Started from https://github.com/didier-durand/gcp-workflows-on-github
The YAML files below are located in directory /.github directory:
- create-gke-cluster.yml: workflow to test automated deployment of a K8s service on Google Kubernetes Engine. It automatically creates a cluster of 3 nodes, triggers a service deployment based on a public Docker image tutum/hello-worldby applying this YAML description, check its proper functionning (both http & https) and finally deletes the cluster.

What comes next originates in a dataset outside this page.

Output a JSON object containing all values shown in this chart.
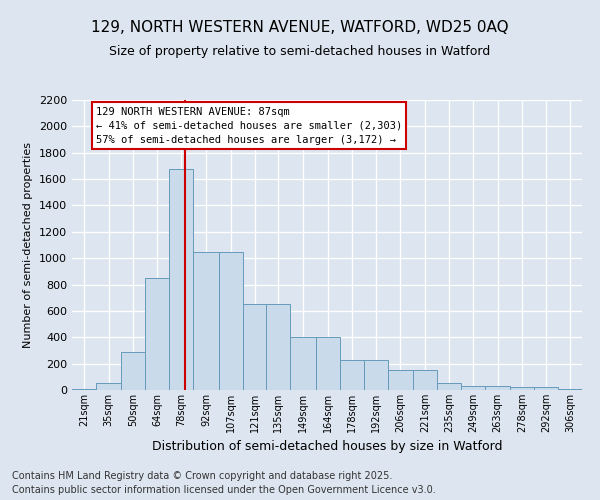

The service configuration is based on a Kubernetes external LoadBalancer in order to obtain an IP address accessible via cURL from anywhere on the Internet.
- push-to-gcr.yml: workflow to test the build of an image on Github and its push to Google Container Registry. Then, the image is decribed. Finally, it is deleted for cleanup of test environment.
- gcloud-build.yml: workflow to build a Docker image directly on Google Build (rather than via Github CI/CD if one ) and then push it to GCR. Tip: the final step describes the build just done: the id of the build to describe is captured by use of --format(value) in an additional list request.
- gcloud-iam.yml: workflow to obtain Identity & Access Management (IAM) information: list of service accounts on project, describe a specific service account, list keys attached
- gcloud-filestore.yml: workflow to interact with Filestore service of Google Cloud Storage: it lists existing buckets, creates a new bucket, writes files to it, read files from it, lists bucket content and deletes it.
Go to the Actions tab to see the results of their last executions. Github does a very good job in protecting the defined secrets: each time the value of ${{ secrets.GCP_PROJECT }} is written in output streams, the Github writer will replace it with ***. Remember it as you read the job executions logs in Actions.
When you fork this repository to run it on your own, you will need to recreate two Github secrets in your own repository to get working workflows:
- ${{ secrets.GCP_PROJECT }} for the GCP project in which you want to execute your tests
- ${{ secrets.GCP_SA_KEY }} for the secret key of the GCP Service Account(SA) under the behalf of which you want to execute the various GCP commands.
Of course, you need to define the corresponding GCP project and service account as part of your project in your global GCP account so that workflows can properly interact with GCP.
The service account requires following privileges (given via IAM interface) to run the various workflows:
- Service Account User
- Security Reviewer
- Kubernetes Engine Admin
- Cloud Build Editor
- Cloud Build Service Account
- Cloud Run Admin
- Storage Admin
- Storage Object Creator
- Storage Object Viewer
- Logging Admin
- Compute Admin
Also, you need to activate in your GCP project the APIs corresponding to the privileges above in order to use the services. To make things more direct (but less secure...), you can also give the role of Project Owner to your service account in order to obtain all privileges on all resources and services.
Those privileges can probably be tightened - Admin privileges are overkill for some workflows - for productive use of those workflows: minimal security rights are not the priority here.